I know it can also generate csv, but the csv doesnt have any other information that might be present in the pdf. 

 

Correct answer Joel Geraci

I generally post-process the JSON from extract to create a Markdown file. When I hit a table, I read past it, read in the .CSV as a Markdown table, then contuinue with the JSON. It works great. I have some Node.JS code I can share if you like. 

2 replies

Participant
September 2, 2025

I have tried to convert directly PDF to JSON via Adobe API. I just wanted to test it because of this mad pricing policy. However the result wasn't exact at all. I had complex tables with merged cells. The solution that worked for me was: 

1. convert PDF to DOCX via eg CloudConvert (they provide much better pricing with credits)

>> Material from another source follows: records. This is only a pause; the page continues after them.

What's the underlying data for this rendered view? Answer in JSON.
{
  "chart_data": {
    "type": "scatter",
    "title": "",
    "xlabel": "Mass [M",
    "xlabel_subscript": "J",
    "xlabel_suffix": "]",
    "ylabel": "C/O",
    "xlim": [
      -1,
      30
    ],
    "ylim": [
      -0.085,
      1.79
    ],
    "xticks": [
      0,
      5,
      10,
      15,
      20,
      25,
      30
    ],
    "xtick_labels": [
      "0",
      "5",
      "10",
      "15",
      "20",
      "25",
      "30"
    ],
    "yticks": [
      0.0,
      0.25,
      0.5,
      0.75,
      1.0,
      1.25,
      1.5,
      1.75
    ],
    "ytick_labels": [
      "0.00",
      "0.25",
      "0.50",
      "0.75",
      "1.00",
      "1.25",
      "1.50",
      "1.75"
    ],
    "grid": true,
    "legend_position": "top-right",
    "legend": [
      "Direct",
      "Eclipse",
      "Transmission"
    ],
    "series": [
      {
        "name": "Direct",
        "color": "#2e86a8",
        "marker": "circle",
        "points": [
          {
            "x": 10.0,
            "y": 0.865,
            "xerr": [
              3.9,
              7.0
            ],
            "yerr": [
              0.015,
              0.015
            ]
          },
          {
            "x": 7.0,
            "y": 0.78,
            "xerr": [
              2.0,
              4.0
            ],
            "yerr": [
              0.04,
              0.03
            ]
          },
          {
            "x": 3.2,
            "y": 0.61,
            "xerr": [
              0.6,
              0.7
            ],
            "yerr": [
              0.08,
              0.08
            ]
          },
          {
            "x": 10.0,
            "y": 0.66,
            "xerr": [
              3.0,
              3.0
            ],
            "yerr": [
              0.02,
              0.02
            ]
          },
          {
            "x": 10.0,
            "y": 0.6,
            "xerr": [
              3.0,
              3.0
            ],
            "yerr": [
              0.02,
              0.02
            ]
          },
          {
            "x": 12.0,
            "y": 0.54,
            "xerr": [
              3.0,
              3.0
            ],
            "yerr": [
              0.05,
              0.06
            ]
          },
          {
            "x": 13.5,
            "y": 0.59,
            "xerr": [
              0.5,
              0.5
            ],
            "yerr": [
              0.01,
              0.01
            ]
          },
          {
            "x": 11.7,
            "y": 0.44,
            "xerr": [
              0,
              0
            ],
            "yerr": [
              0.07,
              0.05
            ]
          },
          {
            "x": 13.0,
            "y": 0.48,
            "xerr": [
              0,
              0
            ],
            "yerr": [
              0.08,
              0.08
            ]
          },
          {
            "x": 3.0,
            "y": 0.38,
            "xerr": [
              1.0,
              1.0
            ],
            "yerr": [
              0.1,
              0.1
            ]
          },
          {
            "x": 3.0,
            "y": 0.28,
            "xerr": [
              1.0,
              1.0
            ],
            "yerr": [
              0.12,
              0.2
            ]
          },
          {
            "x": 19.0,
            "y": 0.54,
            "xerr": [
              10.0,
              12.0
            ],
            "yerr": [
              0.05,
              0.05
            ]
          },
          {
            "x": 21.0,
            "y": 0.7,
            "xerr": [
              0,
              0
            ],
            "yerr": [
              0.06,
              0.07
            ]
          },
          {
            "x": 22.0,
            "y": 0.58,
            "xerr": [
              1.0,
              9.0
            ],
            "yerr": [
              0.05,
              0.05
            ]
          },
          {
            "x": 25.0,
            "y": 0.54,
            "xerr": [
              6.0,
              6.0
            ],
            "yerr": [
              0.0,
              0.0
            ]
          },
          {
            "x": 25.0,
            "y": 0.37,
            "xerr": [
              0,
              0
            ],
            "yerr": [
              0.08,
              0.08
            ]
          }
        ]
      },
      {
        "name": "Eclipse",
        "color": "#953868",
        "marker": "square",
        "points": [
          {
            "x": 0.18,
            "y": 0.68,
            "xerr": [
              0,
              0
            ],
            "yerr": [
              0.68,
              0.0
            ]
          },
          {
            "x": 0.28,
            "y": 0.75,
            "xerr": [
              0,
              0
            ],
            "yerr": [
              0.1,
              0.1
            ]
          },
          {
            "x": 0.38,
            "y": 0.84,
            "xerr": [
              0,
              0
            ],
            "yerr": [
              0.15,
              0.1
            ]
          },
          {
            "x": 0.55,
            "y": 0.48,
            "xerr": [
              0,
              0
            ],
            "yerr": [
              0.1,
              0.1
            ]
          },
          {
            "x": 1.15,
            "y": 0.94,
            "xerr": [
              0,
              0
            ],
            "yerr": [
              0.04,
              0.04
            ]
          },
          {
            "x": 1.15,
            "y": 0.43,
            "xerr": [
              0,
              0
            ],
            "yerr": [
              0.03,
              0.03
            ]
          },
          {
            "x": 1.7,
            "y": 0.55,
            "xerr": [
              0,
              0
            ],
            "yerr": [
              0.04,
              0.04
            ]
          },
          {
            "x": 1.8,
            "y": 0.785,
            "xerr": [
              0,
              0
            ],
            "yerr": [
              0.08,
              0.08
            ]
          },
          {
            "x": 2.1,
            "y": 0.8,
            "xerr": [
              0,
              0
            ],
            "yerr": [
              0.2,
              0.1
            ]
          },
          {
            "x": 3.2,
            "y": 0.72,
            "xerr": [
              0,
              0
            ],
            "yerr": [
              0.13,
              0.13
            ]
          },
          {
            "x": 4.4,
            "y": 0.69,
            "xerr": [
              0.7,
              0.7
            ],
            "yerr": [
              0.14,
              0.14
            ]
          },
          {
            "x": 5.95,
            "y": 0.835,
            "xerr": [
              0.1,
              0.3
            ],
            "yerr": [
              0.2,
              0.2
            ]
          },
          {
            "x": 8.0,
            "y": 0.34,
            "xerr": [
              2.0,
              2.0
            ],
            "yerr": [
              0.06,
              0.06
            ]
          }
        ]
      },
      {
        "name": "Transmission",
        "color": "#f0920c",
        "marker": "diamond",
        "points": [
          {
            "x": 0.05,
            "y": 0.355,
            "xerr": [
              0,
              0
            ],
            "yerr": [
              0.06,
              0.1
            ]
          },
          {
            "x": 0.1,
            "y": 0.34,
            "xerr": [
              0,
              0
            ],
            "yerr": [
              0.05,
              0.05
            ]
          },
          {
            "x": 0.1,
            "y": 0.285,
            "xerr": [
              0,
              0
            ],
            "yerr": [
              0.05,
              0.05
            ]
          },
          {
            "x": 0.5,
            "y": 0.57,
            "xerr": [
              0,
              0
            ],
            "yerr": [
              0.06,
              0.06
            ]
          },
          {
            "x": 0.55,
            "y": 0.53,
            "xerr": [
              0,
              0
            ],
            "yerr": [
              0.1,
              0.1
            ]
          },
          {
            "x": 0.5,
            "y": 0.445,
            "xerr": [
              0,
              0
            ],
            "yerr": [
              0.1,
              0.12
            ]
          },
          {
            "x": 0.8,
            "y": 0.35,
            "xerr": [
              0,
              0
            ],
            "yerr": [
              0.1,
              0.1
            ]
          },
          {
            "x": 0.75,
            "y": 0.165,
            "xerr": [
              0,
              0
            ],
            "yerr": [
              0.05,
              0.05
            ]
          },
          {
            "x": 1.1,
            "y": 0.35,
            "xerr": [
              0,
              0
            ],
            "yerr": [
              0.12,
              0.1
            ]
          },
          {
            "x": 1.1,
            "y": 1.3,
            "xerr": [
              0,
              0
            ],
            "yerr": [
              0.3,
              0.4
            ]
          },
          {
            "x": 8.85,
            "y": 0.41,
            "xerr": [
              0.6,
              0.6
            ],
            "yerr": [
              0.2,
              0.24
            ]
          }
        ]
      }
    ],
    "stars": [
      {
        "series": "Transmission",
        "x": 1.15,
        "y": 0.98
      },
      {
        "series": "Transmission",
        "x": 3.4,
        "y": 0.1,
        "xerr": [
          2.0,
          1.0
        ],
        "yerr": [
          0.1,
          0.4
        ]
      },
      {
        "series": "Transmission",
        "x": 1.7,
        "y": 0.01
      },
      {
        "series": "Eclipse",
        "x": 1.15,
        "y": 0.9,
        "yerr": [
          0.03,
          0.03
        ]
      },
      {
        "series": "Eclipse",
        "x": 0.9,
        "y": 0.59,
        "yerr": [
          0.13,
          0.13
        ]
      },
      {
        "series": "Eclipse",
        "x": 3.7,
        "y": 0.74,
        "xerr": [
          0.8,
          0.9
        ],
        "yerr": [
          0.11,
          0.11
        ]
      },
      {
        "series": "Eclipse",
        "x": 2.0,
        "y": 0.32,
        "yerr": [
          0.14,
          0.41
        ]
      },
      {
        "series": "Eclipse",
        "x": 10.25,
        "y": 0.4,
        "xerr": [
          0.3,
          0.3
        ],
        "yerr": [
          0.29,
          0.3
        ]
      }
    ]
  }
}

2. then convert DOCX to JSON.

That worked perfectly!

Joel Geraci
Community Expert
Joel GeraciCommunity ExpertCorrect answer
Community Expert
June 10, 2024

I generally post-process the JSON from extract to create a Markdown file. When I hit a table, I read past it, read in the .CSV as a Markdown table, then contuinue with the JSON. It works great. I have some Node.JS code I can share if you like. 

Participant
June 10, 2024

Hi Joel,

 

Thanks a lot for the reply! Yes, would really help if you can share your Node.JS code.

Joel Geraci
Community Expert
Community Expert
June 10, 2024

It's in a private git repo. If you are comfortable doing so, send me a private message with your github ID and I'll add you as a collaborator. I eventually plan on making it opensource once I'm past the work-in-progress.